I'd believed her. Believed all of them. I'd successfully suppressed every flutter of interest, every curious glance, every moment when my body tried to remind me it was young and female and capable of wanting things.

But watching this man shape lightning with his bare hands, watching him move like electricity made flesh, I felt something wake up inside me that the cult thought they'd successfully killed.

Heat flooded my face despite my exhaustion. Heat that had nothing to do with the infection in my back or three days of fever-running. My heart was pounding and it wasn't just from fear or exhaustion. My breath came faster.

I thought he must be some kind of entertainer. Or a wealthy merchant demonstrating his company's innovations. The quality of his clothing spoke to money—that embroidery was expensive work, those boots were custom-made. But there was something about the way people watched him. The respect mixed with slight nervousness. The way even wealthy citizens stood a little straighter when he looked their direction.

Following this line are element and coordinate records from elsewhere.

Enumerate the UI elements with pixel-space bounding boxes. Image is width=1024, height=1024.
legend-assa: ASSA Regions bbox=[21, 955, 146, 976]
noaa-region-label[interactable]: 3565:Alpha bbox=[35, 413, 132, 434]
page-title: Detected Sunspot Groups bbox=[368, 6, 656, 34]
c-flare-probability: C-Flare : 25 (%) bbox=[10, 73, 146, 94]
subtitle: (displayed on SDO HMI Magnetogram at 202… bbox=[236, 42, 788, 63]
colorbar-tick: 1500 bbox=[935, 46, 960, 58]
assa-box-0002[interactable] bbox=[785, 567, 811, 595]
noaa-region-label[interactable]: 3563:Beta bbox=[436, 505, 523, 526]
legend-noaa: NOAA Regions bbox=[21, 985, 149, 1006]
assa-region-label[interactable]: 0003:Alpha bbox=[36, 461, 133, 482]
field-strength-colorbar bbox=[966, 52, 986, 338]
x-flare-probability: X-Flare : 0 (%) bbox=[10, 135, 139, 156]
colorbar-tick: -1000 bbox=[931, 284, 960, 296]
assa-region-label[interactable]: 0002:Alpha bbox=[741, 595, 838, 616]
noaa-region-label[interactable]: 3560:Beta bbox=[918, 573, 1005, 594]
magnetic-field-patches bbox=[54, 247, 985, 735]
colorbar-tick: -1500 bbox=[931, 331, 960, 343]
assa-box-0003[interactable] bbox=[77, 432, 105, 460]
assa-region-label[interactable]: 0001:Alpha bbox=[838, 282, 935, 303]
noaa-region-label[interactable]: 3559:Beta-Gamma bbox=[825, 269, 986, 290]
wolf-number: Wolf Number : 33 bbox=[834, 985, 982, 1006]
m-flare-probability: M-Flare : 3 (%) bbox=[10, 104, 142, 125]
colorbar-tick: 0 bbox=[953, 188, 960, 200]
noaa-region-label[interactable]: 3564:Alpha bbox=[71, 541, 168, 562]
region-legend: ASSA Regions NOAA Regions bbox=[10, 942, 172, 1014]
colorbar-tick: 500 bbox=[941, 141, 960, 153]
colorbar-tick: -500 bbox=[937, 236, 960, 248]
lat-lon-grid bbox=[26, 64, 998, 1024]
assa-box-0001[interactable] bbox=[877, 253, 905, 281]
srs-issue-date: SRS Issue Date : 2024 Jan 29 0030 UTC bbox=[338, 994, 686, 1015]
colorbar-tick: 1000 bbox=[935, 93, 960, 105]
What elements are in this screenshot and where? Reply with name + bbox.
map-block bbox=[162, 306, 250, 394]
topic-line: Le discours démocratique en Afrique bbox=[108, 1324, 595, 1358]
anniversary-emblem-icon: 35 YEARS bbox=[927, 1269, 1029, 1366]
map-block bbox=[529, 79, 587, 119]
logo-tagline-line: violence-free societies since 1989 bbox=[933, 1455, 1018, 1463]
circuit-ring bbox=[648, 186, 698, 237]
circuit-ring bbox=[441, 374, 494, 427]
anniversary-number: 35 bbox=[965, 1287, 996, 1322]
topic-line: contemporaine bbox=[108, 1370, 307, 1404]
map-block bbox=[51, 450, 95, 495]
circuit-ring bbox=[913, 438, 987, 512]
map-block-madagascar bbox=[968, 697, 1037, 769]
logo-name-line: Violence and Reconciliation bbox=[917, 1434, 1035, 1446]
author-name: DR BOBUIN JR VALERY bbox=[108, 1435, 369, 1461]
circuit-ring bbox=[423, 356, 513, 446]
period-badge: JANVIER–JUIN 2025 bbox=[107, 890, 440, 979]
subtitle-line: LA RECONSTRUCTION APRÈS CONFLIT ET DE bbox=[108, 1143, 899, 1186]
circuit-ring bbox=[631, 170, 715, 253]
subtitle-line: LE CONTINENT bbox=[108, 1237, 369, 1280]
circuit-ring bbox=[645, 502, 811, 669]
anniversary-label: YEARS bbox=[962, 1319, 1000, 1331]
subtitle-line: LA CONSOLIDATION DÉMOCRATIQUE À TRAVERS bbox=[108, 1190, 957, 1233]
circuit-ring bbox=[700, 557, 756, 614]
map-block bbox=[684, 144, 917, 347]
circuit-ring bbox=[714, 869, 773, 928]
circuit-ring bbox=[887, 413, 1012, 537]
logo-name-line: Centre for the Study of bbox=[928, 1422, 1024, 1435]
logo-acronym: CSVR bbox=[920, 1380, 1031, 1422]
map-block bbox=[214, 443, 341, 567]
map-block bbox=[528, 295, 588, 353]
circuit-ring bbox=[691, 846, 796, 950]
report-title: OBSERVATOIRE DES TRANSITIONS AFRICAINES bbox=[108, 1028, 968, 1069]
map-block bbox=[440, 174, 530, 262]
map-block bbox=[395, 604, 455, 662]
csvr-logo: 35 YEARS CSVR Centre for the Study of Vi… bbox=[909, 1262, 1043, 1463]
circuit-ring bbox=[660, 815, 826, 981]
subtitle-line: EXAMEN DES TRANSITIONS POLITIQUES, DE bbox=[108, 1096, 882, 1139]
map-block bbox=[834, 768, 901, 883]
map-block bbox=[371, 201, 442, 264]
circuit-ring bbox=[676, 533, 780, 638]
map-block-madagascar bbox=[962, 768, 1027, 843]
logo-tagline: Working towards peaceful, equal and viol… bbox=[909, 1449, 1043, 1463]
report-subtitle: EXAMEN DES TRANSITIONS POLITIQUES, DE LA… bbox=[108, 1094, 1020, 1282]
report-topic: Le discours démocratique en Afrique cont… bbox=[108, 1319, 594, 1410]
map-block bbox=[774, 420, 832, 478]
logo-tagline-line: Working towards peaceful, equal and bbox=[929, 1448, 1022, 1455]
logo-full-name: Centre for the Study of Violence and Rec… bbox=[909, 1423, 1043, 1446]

He shaped the lightning into a miniature dragon that soared around the platform. The crowd gasped. The dragon dove and rolled, its electrical body crackling with contained power, before dispersing back into the sphere.

"Of course," he said, his voice carrying that wonderful undertone, "the technology is still in development. We've had some exciting malfunctions. Last week, a test message accidentally set three haystacks on fire. But progress requires a certain tolerance for creative destruction."